On Fri, Oct 15, 2004 at 12:00:20PM +0100, Simon Andrews wrote:

> Yesterday we had a problem with a development box running FC2.  We had a 
> process (chesire.cgi) which went a bit mad and ate all the memory on the 
> box (well it is a development box!).
....
> I'd like to be able to figure out what actually went on whilst this was 
> happening to see if there's anything we can do to fix it, or if this is 
> something which should be bugzilla'd.
....
> Oct 14 12:48:03 bilin1 kernel: Out of Memory: Killed process 8411 
> (chesire.cgi).
> Oct 14 12:48:03 bilin1 kernel: chesire.cgi: page allocation failure. 
....
> Oct 14 12:48:03 bilin1 kernel:  [<02140445>] __alloc_pages+0x2a4/0x2be

How did you kill this process and want user limits were in effect.

What I suspect is that the process grew to use all memory
both physical and virtual (swap).  Then it was killed and
began dumping core.  Many of the pages that needed to be dumped 
to the core file would have been out on swap.   This read/dump
could have involved two times the maximum virtual memory size
of the bad boy process.  Depending on the memory model this
can be about 6GB of disk IO mostly kernel IO.

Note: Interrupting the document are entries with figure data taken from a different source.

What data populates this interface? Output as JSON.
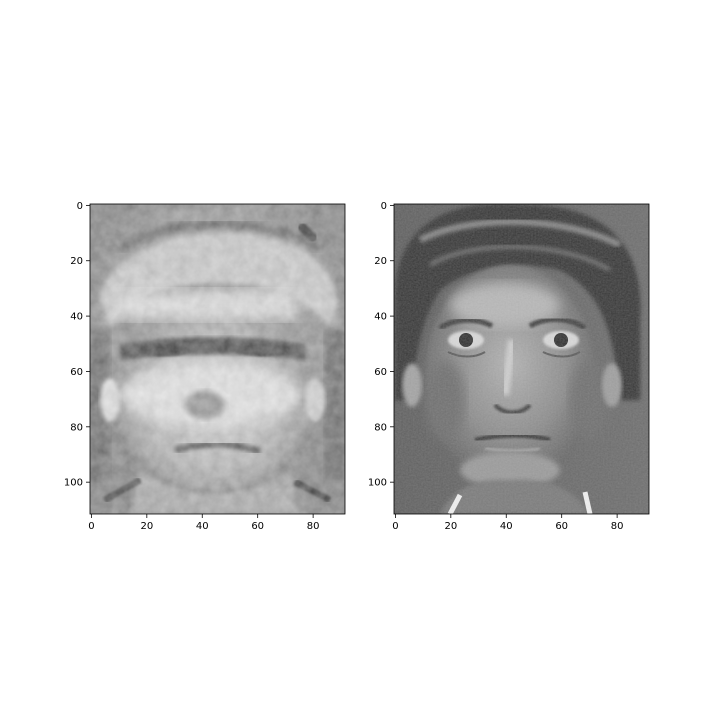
{
  "figure": {
    "background": "#ffffff",
    "panels": [
      {
        "id": "left",
        "image_description_name": "reconstructed-face-image",
        "x_ticks": [
          "0",
          "20",
          "40",
          "60",
          "80"
        ],
        "y_ticks": [
          "0",
          "20",
          "40",
          "60",
          "80",
          "100"
        ],
        "x_tick_values": [
          0,
          20,
          40,
          60,
          80
        ],
        "y_tick_values": [
          0,
          20,
          40,
          60,
          80,
          100
        ],
        "xlim": [
          -0.5,
          91.5
        ],
        "ylim": [
          111.5,
          -0.5
        ]
      },
      {
        "id": "right",
        "image_description_name": "original-face-image",
        "x_ticks": [
          "0",
          "20",
          "40",
          "60",
          "80"
        ],
        "y_ticks": [
          "0",
          "20",
          "40",
          "60",
          "80",
          "100"
        ],
        "x_tick_values": [
          0,
          20,
          40,
          60,
          80
        ],
        "y_tick_values": [
          0,
          20,
          40,
          60,
          80,
          100
        ],
        "xlim": [
          -0.5,
          91.5
        ],
        "ylim": [
          111.5,
          -0.5
        ]
      }
    ]
  }
}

This massive IO plus all the page theft would starve other
processes of needed IO activity to run.

Limits can be set externally or in the 'c' program.
An extreme abuse:
    $ ulimit -v 5
    $ ls
    Segmentation fault

My suggestion is to establish limits for your bad boy process
with a shell wrapper or with ulimit() calls in the process.
See: getrlimit(2), setrlimit(2) and sysconf(3) 

The key is to have it hit an imposed limit soon enough that
you can debug and fix it.


-- 
	T o m  M i t c h e l l 
	May your cup runneth over with goodness and mercy
	and may your buffers never overflow.